Она смотрела туда, где на чемоданах, прислоненных к стене, поблескивали лунные блики. И протянула руку.
— Кэрри!
— Что?
Он порывисто сел, спустил ноги на пол.
— Кэрри, я учинил одну несусветную глупость. Все эти месяцы я ночами слушаю, как ты тоскуешь по дому, и мальчики тоже просыпаются и шепчутся, и ветер свистит, и за стеной Марс, моря эти высохшие… и… — Он запнулся, трудно глотнул. — Ты должна понять, что я такое сделал и почему. Месяц назад у нас были в банке деньги, сбережения за десять лет, так вот, я их истратил все как есть, без остатка.
— Боб!!!
— Я их выбросил, Кэрри, честное слово, пустил на ветер. Думал всех порадовать. А вот сейчас ты так говоришь, и эти распроклятые чемоданы тут стоят, и…
— Как же так, Боб? — Она повернулась к нему. — Стало быть, мы торчали здесь, на Марсе, и терпели здешнюю жизнь, и откладывали каждый грош, а ты взял да все сразу и просадил?
— Сам не знаю, может, я просто рехнулся, — сказал он. — Слушай, до утра уже недалеко. Встанем пораньше. Пойдешь со мной и сама увидишь, что я сделал. Ничего не хочу говорить, сама увидишь. А если это все зря — ну что ж, чемоданы — вот они, а ракета на Землю идет четыре раза в неделю.
Кэрри не шевельнулась.
— Боб, Боб… — шептала она.
— Не говори сейчас, не надо, — попросил муж.
— Боб, Боб…
Она медленно покачала головой, ей все не верилось. Он отвернулся, вытянулся на кровати с одного боку, а она села с другого боку и долго не ложилась, все смотрела на комод, где так и остались сверху наготове ровные стопки носовых платков, белье, ее кольца и безделушки. А за стенами ветер, пронизанный лунным светом, вздувал уснувшую пыль и развеивал ее в воздухе.
Наконец Кэрри легла, но не сказала больше ни слова, лежала, как неживая, и остановившимися глазами смотрела в ночь, в длинный-длинный туннель — когда же там, в конце, забрезжит рассвет?

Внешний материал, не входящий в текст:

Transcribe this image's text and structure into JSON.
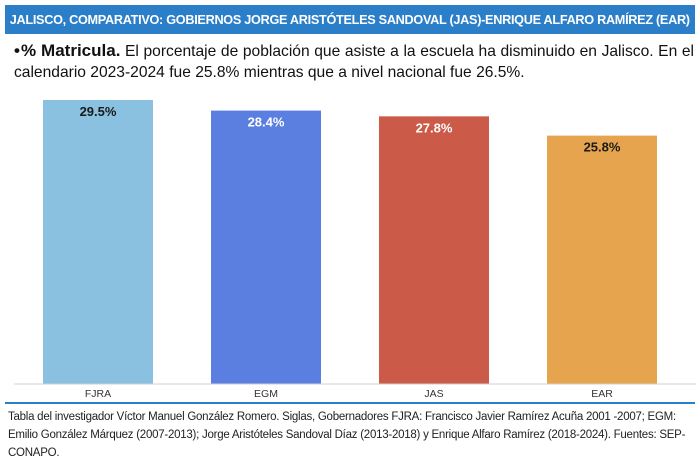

Она поднялась чуть свет, но тесный домишко не ожил — стояла гнетущая тишина. Отец, мать и сыновья молча умылись и оделись, молча принялись за поджаренный хлеб, фруктовый сок и кофе, и под конец от этого молчания уже хотелось завопить; никто не смотрел прямо в лицо другому, все следили друг за другом исподтишка, по отражениям в фарфоровых и никелированных боках тостера, чайника, сахарницы — искривленные, искаженные черты казались в этот ранний час до ужаса чужими. Потом наконец отворили дверь (в дом ворвался ветер, что дует над холодными марсианскими морями, где ходят, опадают и снова встают призрачным прибоем одни лишь голубые пески) и вышли под голое, пристальное, холодное небо и побрели к городу, который казался только декорацией там, в дальнем конце огромных пустых подмостков.